World premiered by Frankfurt Ballet in Frankfurt, May 13th, 1989. Premiered by Compañía Nacional de Danza at Teatro Real in Madrid, May 18th, 2001.

In Enemy in the Figure eleven dancers perform as if observed under a microscope. Edgy and detached, they move in and out of the shadows cast by a huge spot light, their bodies in counter point to an environment saturated in technology.
Making use of an undulating screen positioned diagonally across the stage, a rope that is pulsed across the floor as if indicating energy levels or secret messages, a floodlight on wheels that is manipulated by the dancers, and a ticking, brooding score by Thom Willems, Enemy in the Figure is a dark and thrilling poem about vision and perception, form and chaos. Light - as integral here to the choreography as the steps - filters across the stage in uneven and transient shafts, exploding and contracting the space, bathing the dancers in a concentrated glare or obscuring them with deepening shadows that intensify the ephemeral beauty of the movement.
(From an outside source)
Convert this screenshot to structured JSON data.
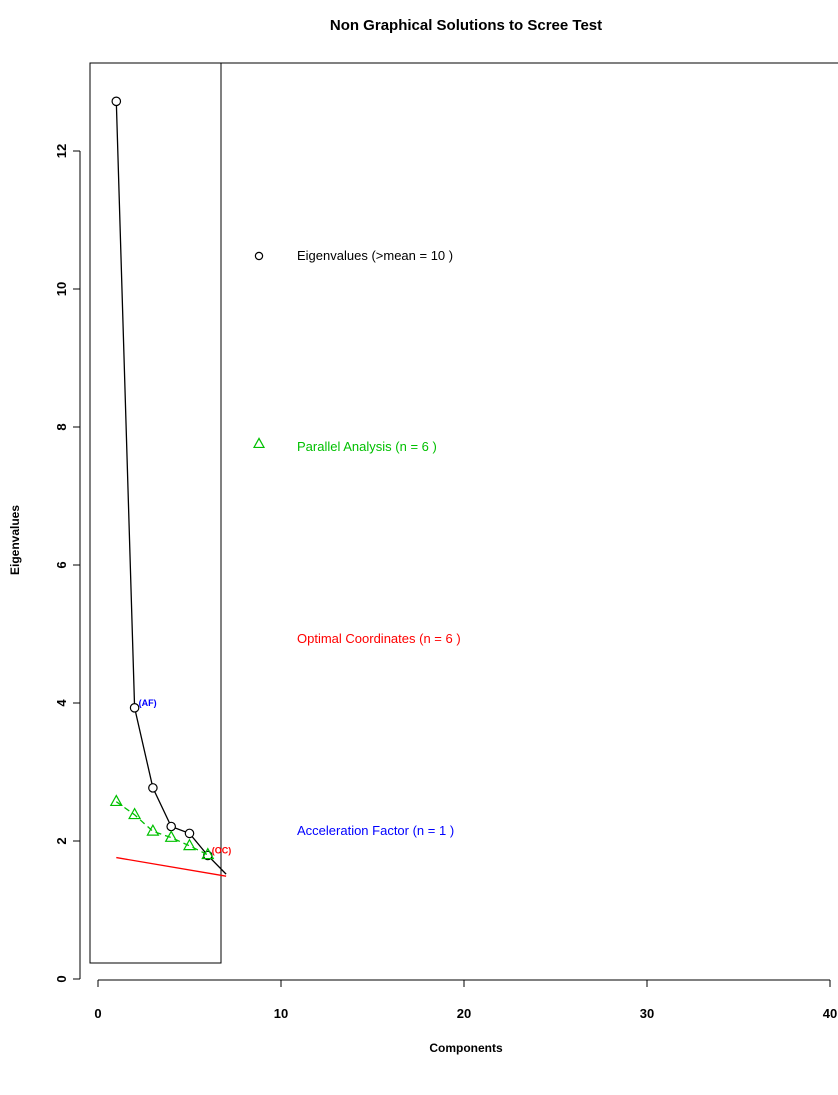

Donning garments of layered fringes over their black or White Darkness leotards, the dancers burst out of and disappear into the White Darkness like eruptions from the unconscious, their bodies appearing as polyphonous instruments that can generate movement from any point. Ballet-trained limbs mutate into angled, disjointed shapes, inscribing convulsive geometries as they spin against their kinetic shadows, or generate endless chains of movement on a suddenly empty stage, the light bleached and even, the music a low, rhythmic, repetitive melody. In a universe alternately frenetic and calm, Enemy in the Figurepresents a non-narrative of mystery and urgency, isolation and connection, the mechanical and the human: dance as a medium for infinite possibilities.